Wang et al. compared the hydrogen absorption capacity of shale with and without organic matter (kerogen) at the same temperature (30 °C) and revealed that samples without organic matter had a considerably lower hydrogen adsorption capacity than those containing organic matter and the adsorption capacity of the sample without organic matter accounted for more than half of the sample with organic matter [
46]. Inorganic components include clay minerals, quartz and feldspar, and clay minerals, which are the main components of hydrogen adsorption. Therefore, their experimental conclusions are consistent with ours, that both organic matter and clay minerals have important effects on hydrogen adsorption capacity.
Organic matter (kerogen) plays a crucial role in the hydrogen adsorption capacity of shale, similar to its impact on methane adsorption. Previous studies on methane adsorption in shale have suggested that organic matter controls the physical and chemical properties of mud shale [
47]. High organic matter content in shale generally corresponds to a higher hydrocarbon generation potential and great adsorption capacity characterised by a high pore volume [
47,
48]. As the organic matter content increases, hydrocarbon generation strength also increases. Simultaneously, the number and types of pores developed in the organic matter vary with the organic matter content, which also affects the adsorption capacity. Many studies have indicated a positive correlation between clay mineral content and pore volume [
49]. For example, using the Chang 7 Shale Member as an example, it was proposed that the clay mineral content controlled mesopore (10–50 nm) development. Similar indirect indications were made for the TPV of <5 nm pores in the samples based on fractal dimensions [
25]. Research on marine Longmaxi formation shale suggests that clay minerals primarily affect the development of pores in the range of 2–5 and 20–100 nm. Studies on different types of pure clay minerals have found that clay minerals primarily control the development of 2–50 nm pores [
50]. Moreover, the transformation of clay minerals can affect pore structures. For instance, the transformation of montmorillonite to illite results in a reduction in pore volume and SSA. This is because montmorillonite has a larger internal SSA and pore volume than illite. A study suggested a strong correlation between the mesopore volume and total clay content [
25]. As the clay mineral content increases, the morphological transition of mesopores from slit- to bottle-shaped occurs. Clay minerals not only control mesopore volume but also influence mesopore morphology, and the total clay content is positively correlated with SSA. In our previous study on the adsorption of hydrogen by clay minerals, montmorillonite exhibited higher adsorption than chlorite, and illite and kaolinite had adsorption capacities lower than the adsorption limit [
15]. The adsorption of hydrogen in clay minerals is positively correlated with the SSA and micropore and mesopore volume [
15]. Therefore, the higher the clay mineral content, the larger the SSA, and the larger the total pore volume, the stronger the hydrogen adsorption capacity of the shale (
Table 5).
Shale is a complex material that contains abundant organic matter in the form of kerogen.
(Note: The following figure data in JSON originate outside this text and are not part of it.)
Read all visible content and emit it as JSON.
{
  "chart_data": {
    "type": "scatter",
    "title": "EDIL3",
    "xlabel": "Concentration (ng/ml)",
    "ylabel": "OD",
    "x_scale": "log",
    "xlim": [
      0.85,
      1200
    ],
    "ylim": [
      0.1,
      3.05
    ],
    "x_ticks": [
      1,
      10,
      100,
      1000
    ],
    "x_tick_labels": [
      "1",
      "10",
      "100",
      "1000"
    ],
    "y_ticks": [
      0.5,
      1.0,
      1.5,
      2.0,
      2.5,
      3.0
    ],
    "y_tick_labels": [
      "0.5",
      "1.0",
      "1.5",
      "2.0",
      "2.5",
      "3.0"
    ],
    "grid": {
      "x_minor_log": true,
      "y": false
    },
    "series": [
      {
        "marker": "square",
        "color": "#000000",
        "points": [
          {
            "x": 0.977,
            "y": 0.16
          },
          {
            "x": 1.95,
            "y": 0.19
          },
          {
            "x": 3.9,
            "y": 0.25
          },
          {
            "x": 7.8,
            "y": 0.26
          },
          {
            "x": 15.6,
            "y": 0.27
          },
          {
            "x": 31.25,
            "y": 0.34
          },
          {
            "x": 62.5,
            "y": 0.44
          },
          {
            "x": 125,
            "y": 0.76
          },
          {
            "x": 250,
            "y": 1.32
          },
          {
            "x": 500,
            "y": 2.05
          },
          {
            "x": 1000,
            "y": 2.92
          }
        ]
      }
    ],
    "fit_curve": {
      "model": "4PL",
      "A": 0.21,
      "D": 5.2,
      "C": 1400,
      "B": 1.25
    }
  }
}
Oxygen-containing groups on shale surfaces, such as alcohols and carbonyls, bind to methane more easily than hydrogen, resulting in a lower adsorption capacity of hydrogen than methane in shale [
47]. In addition, hydrogen is a nonpolar gas and, therefore, exhibits weak interactions with shale surfaces, leading to weak physical adsorption dominated by weak van der Waals forces.